2016年には、アート作品はまだかなり限られた観客しかいないということを考えて、本当に長編映画として作りたいと思うようになりました。2016年までに、フランスで助成金を申請しました。 私は映画設計を始めるための最初の助成金を得ました。そして2020年、グッゲンハイムフェローシップを獲得しました。つまり、長編映画UKIを作るスタートです。脚本に取り掛かるころには、パリではCOVIDのロックダウンの時期になっていました。 私はパンデミックと隔離、ルール、このウイルス時代のワクチン接種にかなり影響されました。
『UKI』は3つのパラレルスペースで構成されています。1つ目はアフリカや大陸にあるE-トラッシュヴィルで、これらのシーンはcinema4DとUNITYソフトウェアを使って3Dアバターとシナリオで作成されています。第二の空間は、ゲノム社が開発した人体搭載のバイオネット、そして第三の要素は、住民が感染し、食堂で出会う感染都市です。 私たちは皆、感染者なのです。ロックダウン この街でロックダウンが起こり、街は感染し、私たちも感染し、ロックダウンは私たち全員に影響を与えました。 例えば、私たちは握手をしてはいけないと言われましたが、この映画では実際に握手をデータ通信の媒体として使っています。 私はこの寂しさ、孤独について考え、そしてエドワード・ホッパーの絵が頭に浮かびました。ホッパーの絵、「NIGHTHAWKS」と「MORNING SUN」を参考に、ロックダウンの時代を描きました。セットは作られており、後で視覚的な特殊効果も行う予定です。食堂のシーンでは、いろいろなキャラクターを登場させました。ベッドルームのシーンでは、ANNAが一人になっています。
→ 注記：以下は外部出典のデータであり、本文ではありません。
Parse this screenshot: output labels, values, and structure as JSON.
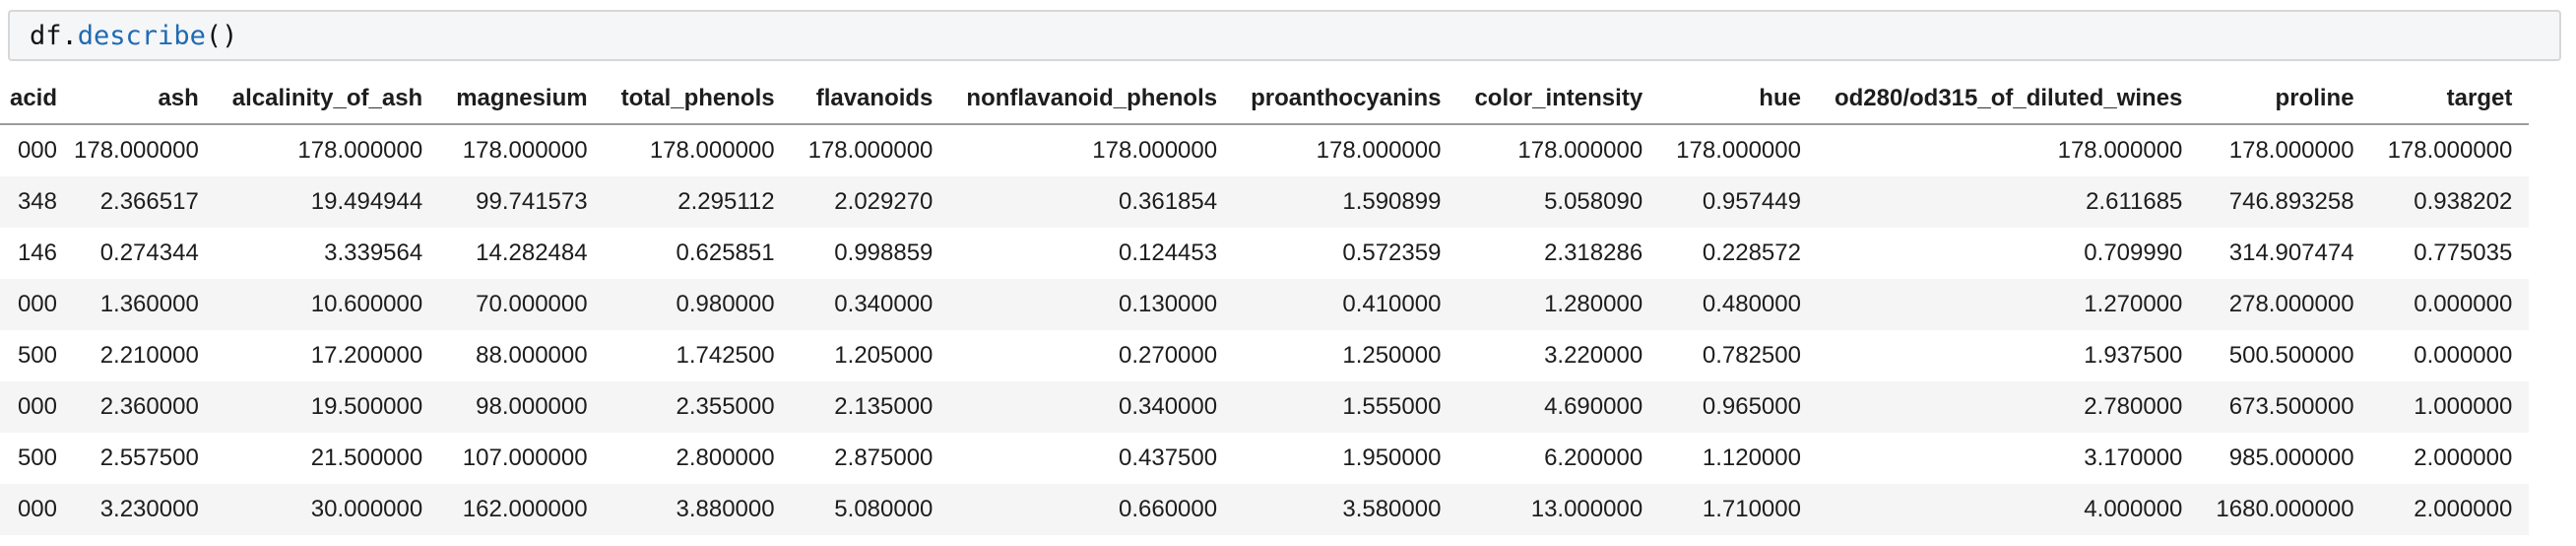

ロックダウンの間、私はいとも簡単に絶望の淵に沈みこんでしまいます。アーティストとして、フリーランスとして、私たちはいつも旅をしていて、人と一緒に仕事をしていたのに、突然すべてがキャンセルになりました。 人とつながれない、握手もできない、触れ合うこともできないのは人によっては究極の孤独にも思えることであり、これは世界的な流行でもあるのです。
ある特定の地域だけでなく、全世界に影響を及ぼしているのです。私たちは皆同じような状況にあり、時には悲しみに襲われることもあります。私は一度もありませんが…人は簡単にうつ病になると思います。私は特に落ち込むことはありませんでしたが、ああ!この悲しみは、自分で抜け出さなければならないのですね。誰も助けてくれない、私たちは皆同じ状況にいるのです。